一個Cassnadra的簡介。（下文有時候又將Cassandra簡稱C）

Cassandra被設計來通過沒有單點故障的多節點模式去處理海量數據工作負載。他的架構是基於理解系統和硬件故障可以而且會發生的基礎上的。C通過所有節點都相同並且數據分布在所有節點上的p2p分布式系統來解決故障問題。集群中的每個節點每秒都在交換信息。每個節點上的commit log 捕獲寫行為來確保數據的持久化。數據也會被寫到一個內存結構中，叫做memtable，然后當內存結構滿了的時候就寫數據到磁盤文件中，叫做SSTable。所有的寫入都是自動分區和復制的。

cassandra是一種面向行的數據庫。C的架構允許任何授權的用戶連接任意數據中心的任意的節點，並使用cql訪問數據。為了簡化使用，cql使用和sql類似的語法。從cql的視角出發，database是由tables組成的。典型地，一個集群中每個應用擁有一個keyspace。開發者可以通過cqlsh調用cql，也可以使用其他驅動。

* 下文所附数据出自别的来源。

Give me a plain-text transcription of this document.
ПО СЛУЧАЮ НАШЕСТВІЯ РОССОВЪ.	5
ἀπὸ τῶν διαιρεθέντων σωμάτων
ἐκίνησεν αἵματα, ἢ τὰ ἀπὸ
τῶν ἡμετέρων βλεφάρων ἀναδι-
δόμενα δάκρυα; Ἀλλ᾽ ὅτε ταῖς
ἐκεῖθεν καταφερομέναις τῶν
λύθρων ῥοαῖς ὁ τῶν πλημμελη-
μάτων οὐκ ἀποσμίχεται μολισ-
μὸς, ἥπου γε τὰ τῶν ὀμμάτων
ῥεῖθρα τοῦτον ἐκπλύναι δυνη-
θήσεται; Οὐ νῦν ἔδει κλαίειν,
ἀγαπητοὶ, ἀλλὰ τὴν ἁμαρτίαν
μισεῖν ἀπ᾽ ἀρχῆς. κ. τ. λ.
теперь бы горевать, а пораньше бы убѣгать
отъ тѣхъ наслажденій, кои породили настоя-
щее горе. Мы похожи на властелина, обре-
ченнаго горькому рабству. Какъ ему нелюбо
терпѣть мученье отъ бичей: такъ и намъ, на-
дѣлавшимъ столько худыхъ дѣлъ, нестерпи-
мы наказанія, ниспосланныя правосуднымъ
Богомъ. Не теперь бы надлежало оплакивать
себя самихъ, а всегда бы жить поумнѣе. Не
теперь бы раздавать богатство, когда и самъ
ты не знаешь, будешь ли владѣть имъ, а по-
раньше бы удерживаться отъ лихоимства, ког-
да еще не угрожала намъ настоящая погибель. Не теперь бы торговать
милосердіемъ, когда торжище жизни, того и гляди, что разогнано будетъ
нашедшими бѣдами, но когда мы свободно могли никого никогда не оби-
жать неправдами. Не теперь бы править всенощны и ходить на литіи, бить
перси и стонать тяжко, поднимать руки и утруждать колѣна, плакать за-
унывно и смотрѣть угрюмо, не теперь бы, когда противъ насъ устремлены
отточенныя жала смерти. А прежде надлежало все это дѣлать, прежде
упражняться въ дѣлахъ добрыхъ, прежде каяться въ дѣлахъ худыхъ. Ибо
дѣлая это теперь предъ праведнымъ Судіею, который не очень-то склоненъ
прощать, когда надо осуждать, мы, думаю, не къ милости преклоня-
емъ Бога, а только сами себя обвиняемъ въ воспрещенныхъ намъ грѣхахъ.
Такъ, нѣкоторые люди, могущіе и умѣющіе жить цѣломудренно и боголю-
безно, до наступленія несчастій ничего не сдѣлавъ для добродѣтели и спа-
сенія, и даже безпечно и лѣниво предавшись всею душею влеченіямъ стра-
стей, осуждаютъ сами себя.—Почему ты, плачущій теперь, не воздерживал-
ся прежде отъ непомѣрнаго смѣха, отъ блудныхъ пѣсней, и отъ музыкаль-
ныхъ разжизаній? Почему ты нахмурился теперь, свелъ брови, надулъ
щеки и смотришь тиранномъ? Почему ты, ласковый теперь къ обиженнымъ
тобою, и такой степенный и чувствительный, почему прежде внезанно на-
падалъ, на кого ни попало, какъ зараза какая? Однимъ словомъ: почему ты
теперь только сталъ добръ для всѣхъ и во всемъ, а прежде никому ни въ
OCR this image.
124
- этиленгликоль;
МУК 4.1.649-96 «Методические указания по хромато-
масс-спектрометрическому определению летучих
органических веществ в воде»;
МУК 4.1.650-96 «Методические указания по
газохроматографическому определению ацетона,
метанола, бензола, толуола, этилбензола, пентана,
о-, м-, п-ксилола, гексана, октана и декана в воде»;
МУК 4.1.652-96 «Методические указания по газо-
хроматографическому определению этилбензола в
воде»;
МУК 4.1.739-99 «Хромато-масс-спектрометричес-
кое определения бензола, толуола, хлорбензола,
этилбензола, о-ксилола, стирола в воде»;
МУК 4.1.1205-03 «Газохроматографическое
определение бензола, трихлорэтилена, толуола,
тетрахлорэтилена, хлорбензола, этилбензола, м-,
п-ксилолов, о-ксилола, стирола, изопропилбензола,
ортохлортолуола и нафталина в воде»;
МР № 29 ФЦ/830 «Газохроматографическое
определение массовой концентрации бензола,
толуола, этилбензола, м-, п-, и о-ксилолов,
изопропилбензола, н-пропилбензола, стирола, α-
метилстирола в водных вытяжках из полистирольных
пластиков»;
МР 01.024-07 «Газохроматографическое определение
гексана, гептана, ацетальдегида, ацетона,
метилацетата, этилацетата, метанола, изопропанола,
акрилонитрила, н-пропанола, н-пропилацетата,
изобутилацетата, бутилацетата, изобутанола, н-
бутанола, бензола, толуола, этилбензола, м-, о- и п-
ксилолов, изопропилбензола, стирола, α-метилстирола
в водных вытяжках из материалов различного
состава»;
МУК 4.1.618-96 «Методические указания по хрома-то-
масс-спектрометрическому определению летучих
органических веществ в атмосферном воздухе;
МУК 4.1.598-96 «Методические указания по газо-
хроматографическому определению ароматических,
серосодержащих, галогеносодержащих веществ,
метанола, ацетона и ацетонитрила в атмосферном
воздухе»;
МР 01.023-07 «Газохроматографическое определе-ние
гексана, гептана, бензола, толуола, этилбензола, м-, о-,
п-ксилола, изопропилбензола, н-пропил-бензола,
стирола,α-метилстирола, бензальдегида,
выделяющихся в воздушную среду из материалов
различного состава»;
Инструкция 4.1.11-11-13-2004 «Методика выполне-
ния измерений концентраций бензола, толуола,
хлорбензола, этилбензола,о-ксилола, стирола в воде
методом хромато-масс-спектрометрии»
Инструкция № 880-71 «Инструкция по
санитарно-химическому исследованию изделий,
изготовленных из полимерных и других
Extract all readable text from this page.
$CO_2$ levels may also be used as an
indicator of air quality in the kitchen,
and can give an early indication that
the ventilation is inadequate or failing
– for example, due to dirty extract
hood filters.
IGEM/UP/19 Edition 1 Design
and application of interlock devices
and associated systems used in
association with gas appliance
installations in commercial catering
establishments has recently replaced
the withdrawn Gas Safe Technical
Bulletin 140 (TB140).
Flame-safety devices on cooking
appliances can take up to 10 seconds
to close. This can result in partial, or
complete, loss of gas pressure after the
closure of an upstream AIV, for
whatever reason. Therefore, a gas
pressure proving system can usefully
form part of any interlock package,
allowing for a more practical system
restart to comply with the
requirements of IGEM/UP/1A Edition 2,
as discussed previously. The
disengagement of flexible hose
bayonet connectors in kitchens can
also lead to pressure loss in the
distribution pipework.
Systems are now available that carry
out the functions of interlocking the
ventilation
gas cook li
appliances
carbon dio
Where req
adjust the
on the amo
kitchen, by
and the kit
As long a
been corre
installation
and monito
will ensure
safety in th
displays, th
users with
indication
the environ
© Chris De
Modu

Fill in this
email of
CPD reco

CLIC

客戶端的讀寫請求可以到達集群的任意節點。當一個客戶連接到一個節點做了一個請求時，那個節點服務器就作為這個特定的客戶操作的一個coordinator了。協調器扮演了客戶應用和擁有用戶請求的數據的節點之間的代理（proxy）的角色。協調器決定了集群環中的哪些節點應該響應請求。（更多信息，請查閱關於用戶請求）

配置C的關鍵組件列表：

Gossip：一個p2p的交流協議來發現和共享其他節點的位置和狀態信息。
gossip信息也被每個節點保存在本地，這樣當一個節點重啟時，它能夠立刻使用這些信息。你可能會想清空某個節點上的gossip歷史，比如節點ip地址改變了等原因。（譯者注：大概就是system.local表）
Partitioner：一個分區器決定了如何分布數據到各個節點。選擇一個分區器決定了哪個節點存儲數據的第一個備份。
你必須設置分區器的類型，並且指派給每個節點一個num_tokens值。如果沒有使用虛擬節點的話，使用initial_token來代替。（譯者注：虛擬節點是1.2中新增的）
副本存放策略：C存儲數據的備份到多個節點上去來確保可用性和故障容忍。一個備份策略決定了哪些節點存放備份。it is not unique in any sense.it is not unique in any sense. 當你創建了一個keyspace的時候，你必須指定副本存放策略和你想備份的數量。
Snitch：一個snitch定義了拓撲信息，這些信息是副本備份側羅和請求路由時經常使用的。當你創建一個集群的時候需要配置一個snitch。snitch is responsible for 知道在你的網絡拓撲中節點的位置以及通過聚合機器成為數據中心或者rack時的分配副本。
cassandra.yaml：C的配置文件。在這個文件中，你要設置集群的初始化信息，表的緩存參數，資源的使用參數，超時設置，客戶端連接，備份以及安全策略。
C將屬性都存到系統keyspace中。你需要對每一個keyspace或者columnfamily進行存儲配置（比如使用cql）。
默認的，一個節點被設置為存儲他管理的數據到/var/lib/cassandra目錄。在一個生產環境中，你需要修改commitlog目錄到一個其他硬盤上去（別和data file 在一個硬盤上）。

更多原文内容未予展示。